EU: Top EU Court sets limits on workplace head-scarf ban

Ruling sets out conditions on when such prohibitions comply with the bloc’s antidiscrimination laws

 

By Laurence Norman and Noemie Bisserbe

 

Wall Street Journal (15.07.2021) – https://on.wsj.com/3C693GP – The European Union’s top court said Thursday that employers may ban the wearing of head scarves and other religious symbols but set out conditions on when such prohibitions comply with the bloc’s antidiscrimination laws.

 

The ruling comes amid intensifying debate in Europe over racism and the protection of minority rights following a surge of anti-immigrant parties over recent years. Rules over wearing head scarves, which vary widely across the bloc, have come to symbolize controversy over calls to integrate Europe’s Muslim population.

 

French President Emmanuel Macron and other French authorities have increasingly sought to curtail the display of religious symbols amid a campaign to assert the country’s secular state.

 

Meanwhile, following widespread antiracism protests in the U.S. after the killing of George Floyd, there have been growing calls in some Western European countries to push back against discrimination and racism.

 

Judges of the Luxembourg-based European Court of Justice in their ruling Thursday upheld a 2017 decision by the court saying that a private company’s decision to ban the wearing of a head scarf to promote a neutral working environment wasn’t necessarily discriminatory.

 

The ruling permits employers to bar religious, political or philosophical symbols in a workplace if such guidelines are universally applied by the company because of the need for neutrality for business purposes, for example a school where parents don’t want their children to be supervised by people who manifest their religious beliefs.

 

However, the judges moved to limit the circumstances under which a ban is justified after two German courts had asked for guidance on cases involving two women: a special-needs caregiver at a child-care center who was temporarily suspended from her job and a cashier who sued for discrimination after she was ordered to come to work without a head scarf.

 

The court said that in addition to applying the rules equally to all political or religious groups, a company must have evidence that its activities would suffer adverse consequences and that the scale and severity of this impact justified the ban.

 

The ECJ also said national courts should take into account additional protections against discrimination that some countries, including Germany, have embedded in their laws.

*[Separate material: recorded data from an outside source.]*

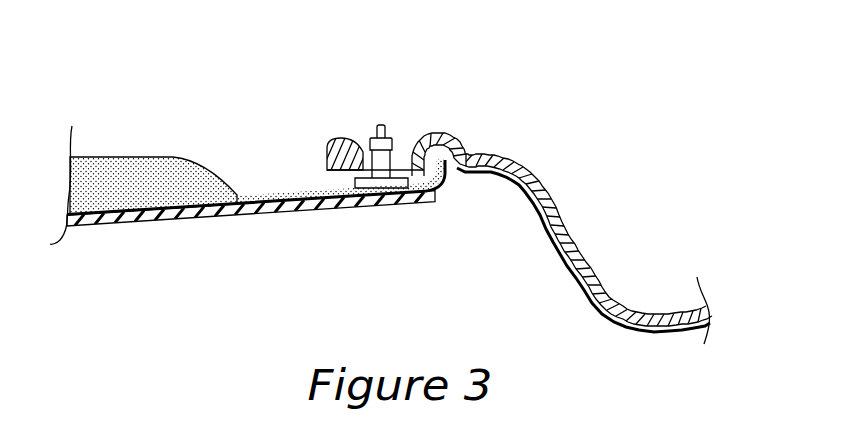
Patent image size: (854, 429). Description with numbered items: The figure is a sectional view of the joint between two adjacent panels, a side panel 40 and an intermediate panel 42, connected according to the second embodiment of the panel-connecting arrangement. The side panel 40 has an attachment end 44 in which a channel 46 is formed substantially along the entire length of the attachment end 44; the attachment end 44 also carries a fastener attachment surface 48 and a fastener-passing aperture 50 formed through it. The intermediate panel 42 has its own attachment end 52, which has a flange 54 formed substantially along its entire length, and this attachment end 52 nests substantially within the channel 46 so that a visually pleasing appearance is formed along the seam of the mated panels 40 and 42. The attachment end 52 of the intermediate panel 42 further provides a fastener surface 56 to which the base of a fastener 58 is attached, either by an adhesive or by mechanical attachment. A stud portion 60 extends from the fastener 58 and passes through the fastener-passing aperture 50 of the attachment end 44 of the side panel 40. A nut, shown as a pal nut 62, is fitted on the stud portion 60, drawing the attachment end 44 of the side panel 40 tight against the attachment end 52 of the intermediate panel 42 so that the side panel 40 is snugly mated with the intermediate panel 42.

The side panel 40 is at (573, 250).
The intermediate panel 42 is at (178, 183).
The attachment end 44 is at (422, 140).
The channel 46 is at (474, 158).
The fastener attachment surface 48 is at (403, 150).
The fastener-passing aperture 50 is at (360, 150).
The attachment end 52 is at (397, 193).
The flange 54 is at (423, 198).
The fastener surface 56 is at (297, 182).
The fastener 58 is at (375, 190).
The stud portion 60 is at (381, 127).
The pal nut 62 is at (371, 142).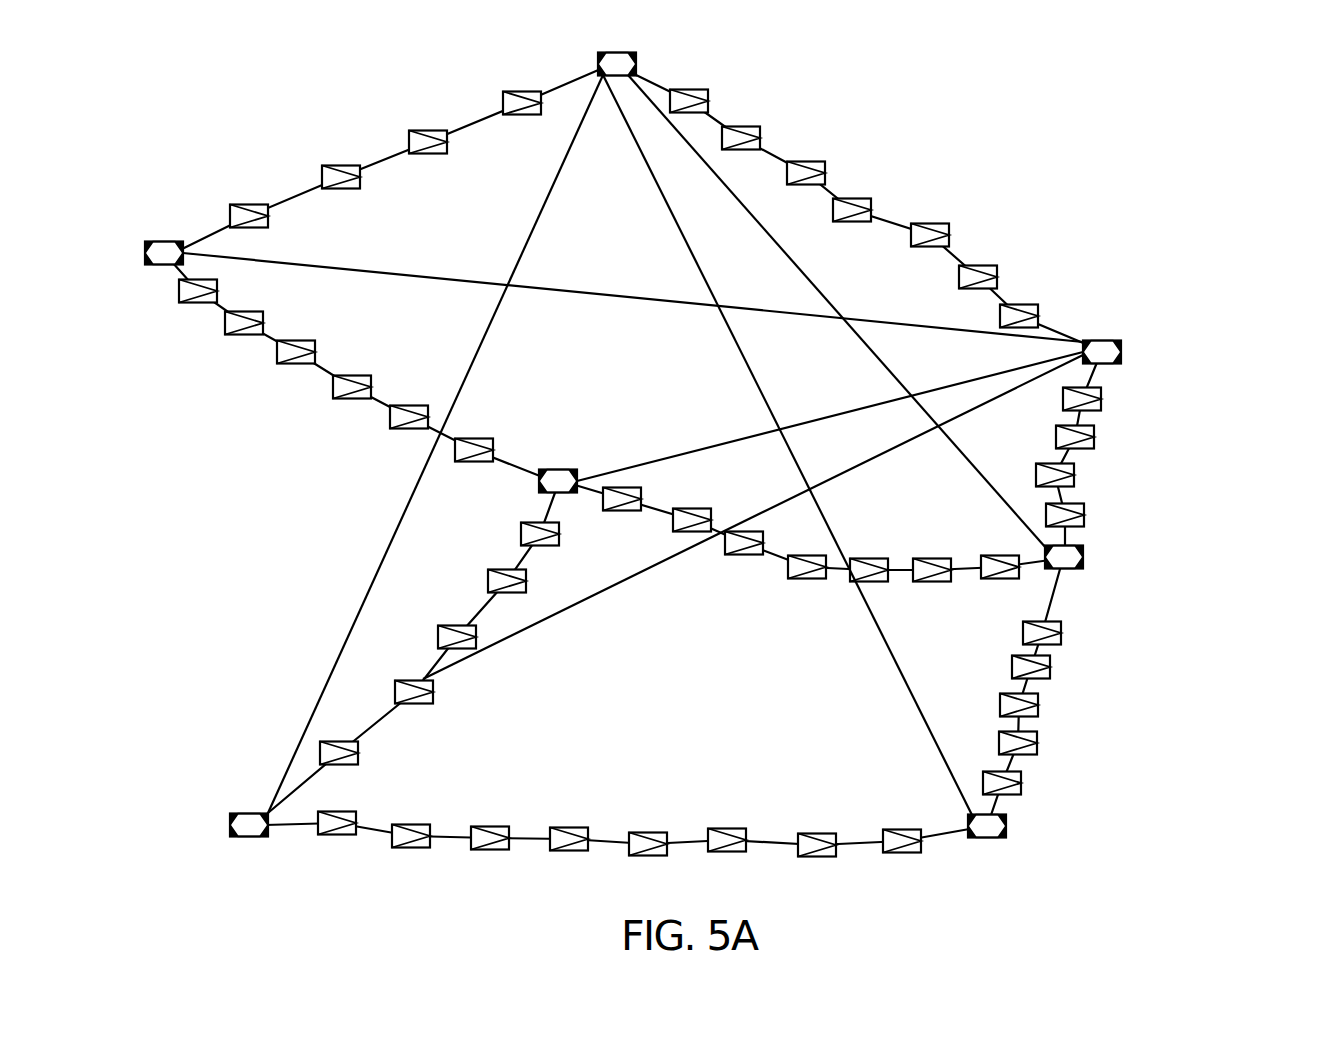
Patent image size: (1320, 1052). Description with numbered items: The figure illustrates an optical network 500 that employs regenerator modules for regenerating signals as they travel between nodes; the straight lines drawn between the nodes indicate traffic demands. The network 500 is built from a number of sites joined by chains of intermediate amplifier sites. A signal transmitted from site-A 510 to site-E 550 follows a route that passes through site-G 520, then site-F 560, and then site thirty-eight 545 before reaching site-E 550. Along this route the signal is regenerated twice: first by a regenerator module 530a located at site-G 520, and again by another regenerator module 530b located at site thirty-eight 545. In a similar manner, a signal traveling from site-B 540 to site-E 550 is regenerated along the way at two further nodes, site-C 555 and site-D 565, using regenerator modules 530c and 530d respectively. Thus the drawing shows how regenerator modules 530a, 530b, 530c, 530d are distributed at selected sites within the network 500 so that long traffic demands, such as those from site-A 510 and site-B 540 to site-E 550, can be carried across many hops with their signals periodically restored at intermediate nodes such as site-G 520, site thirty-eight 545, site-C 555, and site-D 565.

And the court signaled it would be discriminatory if a company chose to ban conspicuous symbols, like the head scarf, but didn’t forbid all smaller visible religious or political signs.

 

The 2017 EU court ruling had prompted a backlash from Muslim and Jewish groups who warned it could exclude some people from their communities from certain jobs. The decision has also faced criticism from some former senior ECJ legal officers. Thursday’s ruling drew attacks from advocacy groups.

 

“Laws, policies and practices prohibiting religious dress are targeted manifestations of Islamophobia that seek to exclude Muslim women from public life or render them invisible,” said Maryam H’madoun, a policy officer at the Open Society Justice Initiative.

 

France’s highest appeals court in recent years has sided with employers in cases involving Muslim women wearing head scarves at work, when a company’s internal policy clearly banned overt religious symbols. In 2017, that court ruled in favor of French information-technology firm Micropole SA, which dismissed Asma Bougnaoui, a design engineer, after a customer complained about her head scarf.

 

French civil servants aren’t allowed to wear overt religious symbols at work under France’s strict secular rules. But these rules don’t apply in the private sector.

 

Islam and its place in French society has been at the center of a heated debate in France in the wake of recent terrorist attacks.

 

Mr. Macron has proposed a bill to Parliament that aims to push back against what he calls Islamist separatism, which he describes as a political and religious project to create a parallel society where religious laws take precedence over civil ones. The bill is currently before the Senate, which has sought to add provisions barring school field-trip chaperones from wearing overt religious symbols, and banning burkinis in public swimming pools.

 

In Belgium recently, there was a major political incident after a Belgian-Moroccan woman resigned from her role as a government representative at a women’s equality institute following attacks from politicians on her use of the head scarf.

 

Following protests in universities, Belgium’s Wallonia region recently lifted a ban on religious symbols at schools including higher education.